We next compared the rates of SOI between the infectious and non-infectious groups. The number of SJS/TEN patients with and without SOI was 76 and 154, respectively. The remaining 27 patients were excluded because SOI information was not described in their case reports. As shown in Table 2, the infectious group developed SOI more frequently (43.9%) than the non-infectious group (22.4%), with an aOR=2.57, and this difference remained significant even after applying the <8-week criterion (aOR=2.43). Among SJS/TEN patients treated with AAs, the infectious group was more likely to experience SOI (55.7%) than the non-infectious group (16.7%; aOR=7.59). This association is consistent with that of a previous study, which investigated only for common cold.18) This significance remained even after applying the <8 weeks criterion (aOR=8.08). Although tendencies of higher rates of SOI were also observed in the infectious group among the anti-epileptic or anti-hyperuricemic drug-related SJS/TEN patients, these changes were not statistically significant.
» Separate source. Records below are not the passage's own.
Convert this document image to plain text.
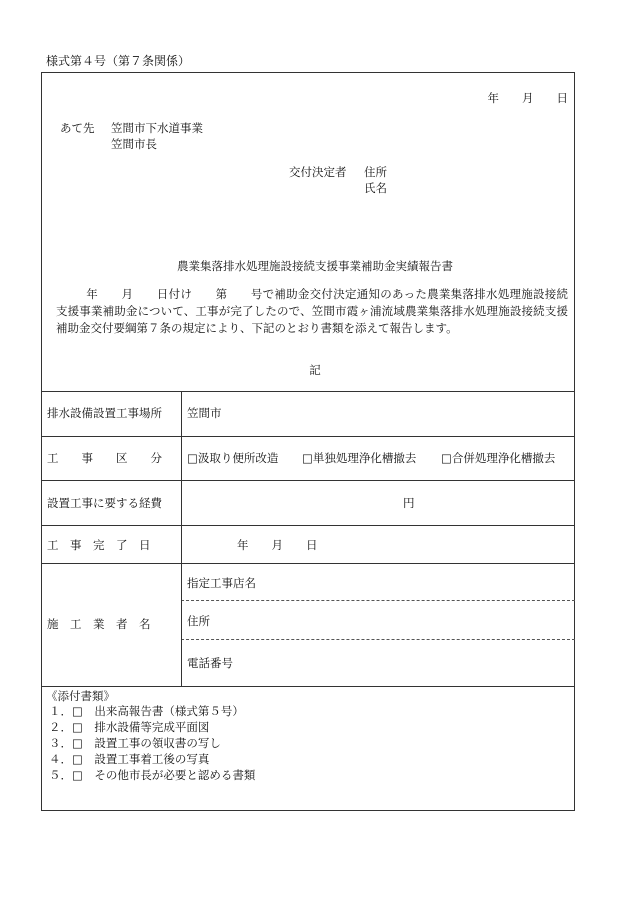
様式第４号（第７条関係）
年　　月　　日
あて先 笠間市下水道事業
笠間市長
交付決定者 住所
氏名
農業集落排水処理施設接続支援事業補助金実績報告書
年　　月　　日付け　　第　　号で補助金交付決定通知のあった農業集落排水処理施設接続支援事業補助金について、工事が完了したので、笠間市霞ヶ浦流域農業集落排水処理施設接続支援補助金交付要綱第７条の規定により、下記のとおり書類を添えて報告します。
記
排水設備設置工事場所 笠間市
工　　事　　区　　分 □汲取り便所改造 □単独処理浄化槽撤去 □合併処理浄化槽撤去
設置工事に要する経費	円
工　事　完　了　日	年　　月　　日
施　工　業　者　名
指定工事店名
住所
電話番号
《添付書類》
１．□　出来高報告書（様式第５号）
２．□　排水設備等完成平面図
３．□　設置工事の領収書の写し
４．□　設置工事着工後の写真
５．□　その他市長が必要と認める書類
Finally, we compared the time to onset from the initiation of drug intake between concurrent infectious and non-infectious groups. As expected from the heterologous immunity model, if memory T-cells are involved in the pathogenesis of the cutaneous adverse reactions, the period from taking drugs to the onset of SJS/TEN would be shorter. For the patients who took multiple culprit drugs, we used the period of the earliest prescribed drug. We found that the median days to onset was significantly shorter in the infectious group of SJS/TEN patients (Median: 6 d) than that in the non-infectious group (Median: 15 d), even after the <8 weeks criterion was applied. Moreover, the difference was statistically significant in the AAs and anti-epileptics-administered groups in total, but these differences were disappeared after application of <8 weeks criterion.
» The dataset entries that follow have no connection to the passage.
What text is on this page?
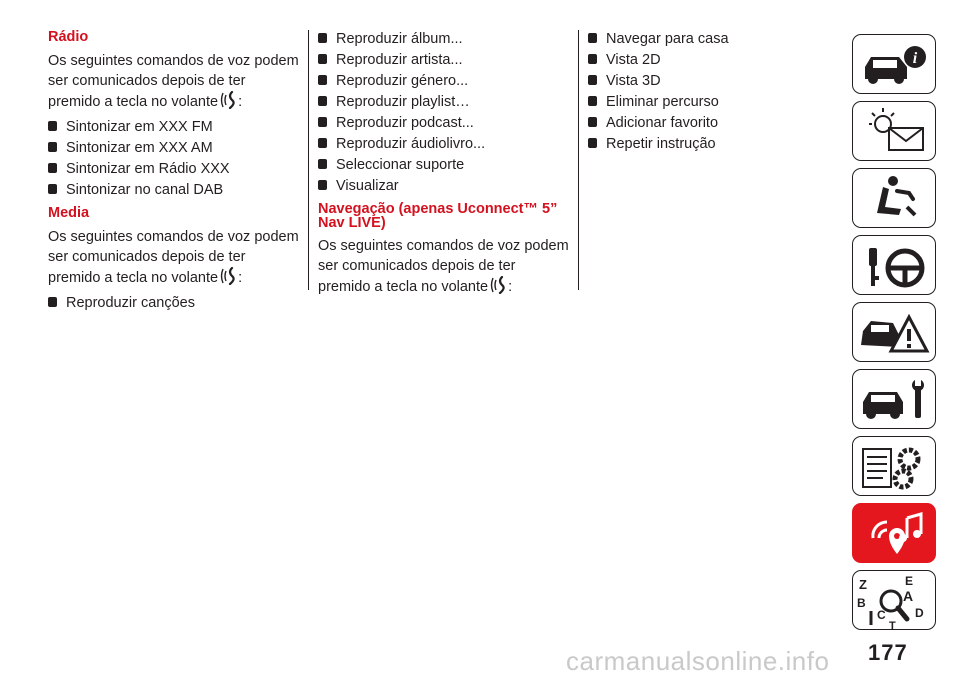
Rádio
Os seguintes comandos de voz podem ser comunicados depois de ter premido a tecla no volante :
Sintonizar em XXX FM
Sintonizar em XXX AM
Sintonizar em Rádio XXX
Sintonizar no canal DAB
Media
Os seguintes comandos de voz podem ser comunicados depois de ter premido a tecla no volante :
Reproduzir canções
Reproduzir álbum...
Reproduzir artista...
Reproduzir género...
Reproduzir playlist…
Reproduzir podcast...
Reproduzir áudiolivro...
Seleccionar suporte
Visualizar
Navegação (apenas Uconnect™ 5” Nav LIVE)
Os seguintes comandos de voz podem ser comunicados depois de ter premido a tecla no volante :
Navegar para casa
Vista 2D
Vista 3D
Eliminar percurso
Adicionar favorito
Repetir instrução
i
Z	E
A
B
C D
T
177
carmanualsonline.info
Although we could not completely exclude the possibility that anti-infectives themselves might have directly influenced the severity of SJS/TEN, the same effects of infection still remained in our separate analysis excluding the patients who received anti-infectives before onset of SJS/TEN. Thus, this observation suggests that pathophysiological status induced by infection would be involved in the SJS/TEN development (data not shown). In addition to heterologous immunity model, which suggests the involvement of T-cell cross-reactive nature against virus and drug, infection would affect the total balance of immunity which may cause an undesired immune response, such as autoimmune diseases. Actually, a previous study has shown that regulatory T cells (Tregs) prevent life-threatening skin damage, such as TEN.22) Therefore, our results suggest that the infection could affect the activity of Tregs and cause more severe symptoms of SJS/TEN, particularly induced by AAs. The symptoms of SJS/TEN drastically change within several days.5) Therefore, early therapeutic intervention is needed to stop the progression of the disease and prevent long-term complications. Given that concurrent infections are related to the earlier onset of SJS/TEN, the SJS/TEN with infection may progress easier and faster than the non-infectious counterpart, suggesting that higher control on their symptoms is necessary for the infectious group of SJS/TEN patients.
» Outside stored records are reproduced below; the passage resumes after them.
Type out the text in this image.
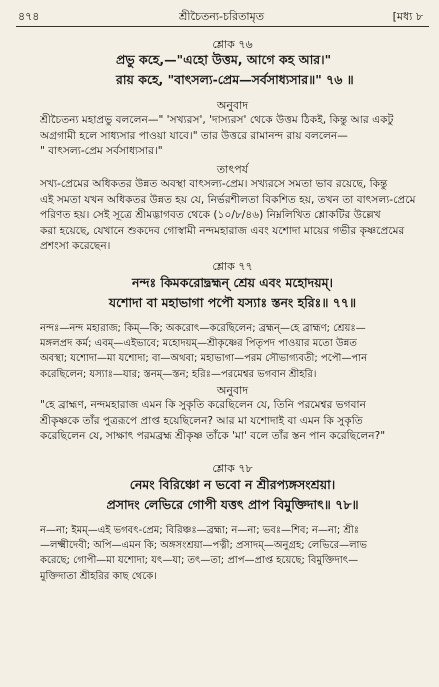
৪৭৪	শ্রীচৈতন্য-চরিতামৃত	[মধ্য ৮
শ্লোক ৭৬
প্রভু কহে,—"এহো উত্তম, আগে কহ আর।"
রায় কহে, "বাৎসল্য-প্রেম—সর্বসাধ্যসার॥" ৭৬ ॥
অনুবাদ
শ্রীচৈতন্য মহাপ্রভু বললেন—" 'সখ্যরস', 'দাস্যরস' থেকে উত্তম ঠিকই, কিন্তু আর একটু
অগ্রগামী হলে সাধ্যসার পাওয়া যাবে।" তার উত্তরে রামানন্দ রায় বললেন—
" বাৎসল্য-প্রেম সর্বসাধ্যসার।"
তাৎপর্য
সখ্য-প্রেমের অধিকতর উন্নত অবস্থা বাৎসল্য-প্রেম। সখ্যরসে সমতা ভাব রয়েছে, কিন্তু
এই সমতা যখন অধিকতর উন্নত হয় যে, নির্ভরশীলতা বিকশিত হয়, তখন তা বাৎসল্য-প্রেমে
পরিণত হয়। সেই সূত্রে শ্রীমদ্ভাগবত থেকে (১০/৮/৪৬) নিম্নলিখিত শ্লোকটির উল্লেখ
করা হয়েছে, যেখানে শুকদেব গোস্বামী নন্দমহারাজ এবং যশোদা মায়ের গভীর কৃষ্ণপ্রেমের
প্রশংসা করেছেন।
শ্লোক ৭৭
নন্দঃ কিমকরোদ্ব্রহ্মন্ শ্রেয় এবং মহোদয়ম্।
যশোদা বা মহাভাগা পপৌ যস্যাঃ স্তনং হরিঃ॥ ৭৭॥
নন্দঃ—নন্দ মহারাজ; কিম্—কি; অকরোৎ—করেছিলেন; ব্রহ্মন্—হে ব্রাহ্মণ; শ্রেয়ঃ—
মঙ্গলপ্রদ কর্ম; এবম্—এইভাবে; মহোদয়ম্—শ্রীকৃষ্ণের পিতৃপদ পাওয়ার মতো উন্নত
অবস্থা; যশোদা—মা যশোদা; বা—অথবা; মহাভাগা—পরম সৌভাগ্যবতী; পপৌ—পান
করেছিলেন; যস্যাঃ—যার; স্তনম্—স্তন; হরিঃ—পরমেশ্বর ভগবান শ্রীহরি।
অনুবাদ
"হে ব্রাহ্মণ, নন্দমহারাজ এমন কি সুকৃতি করেছিলেন যে, তিনি পরমেশ্বর ভগবান
শ্রীকৃষ্ণকে তাঁর পুত্ররূপে প্রাপ্ত হয়েছিলেন? আর মা যশোদাই বা এমন কি সুকৃতি
করেছিলেন যে, সাক্ষাৎ পরমব্রহ্ম শ্রীকৃষ্ণ তাঁকে 'মা' বলে তাঁর স্তন পান করেছিলেন?"
শ্লোক ৭৮
নেমং বিরিঞ্চো ন ভবো ন শ্রীরপ্যঙ্গসংশ্রয়া।
প্রসাদং লেভিরে গোপী যত্তৎ প্রাপ বিমুক্তিদাৎ॥ ৭৮॥
ন—না; ইমম্—এই ভগবৎ-প্রেম; বিরিঞ্চঃ—ব্রহ্মা; ন—না; ভবঃ—শিব; ন—না; শ্রীঃ
—লক্ষ্মীদেবী; অপি—এমন কি; অঙ্গসংশ্রয়া—পত্নী; প্রসাদম্—অনুগ্রহ; লেভিরে—লাভ
করেছে; গোপী—মা যশোদা; যৎ—যা; তৎ—তা; প্রাপ—প্রাপ্ত হয়েছে; বিমুক্তিদাৎ—
মুক্তিদাতা শ্রীহরির কাছ থেকে।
We found that the infectious group of SJS/TEN patients showed a significantly higher rate of more severe dermatological and ophthalmological phenotypes and earlier onset of SJS/TEN than the non-infectious group. Our finding provides clinically important information and would be useful for further research on mechanisms of SJS/TEN pathogenesis and its prevention.
The study was partly supported by Grants from the Research on Regulatory Science of Pharmaceuticals and Medical Devices from Japan Agency for Medical Research and Development (AMED), the Japan Research Foundation for Clinical Pharmacology and the Japan Society for the Promotion of Science (JSPS) KAKENHI (26293122, 15K19168, 16K08433).
The authors declare no conflict of interest.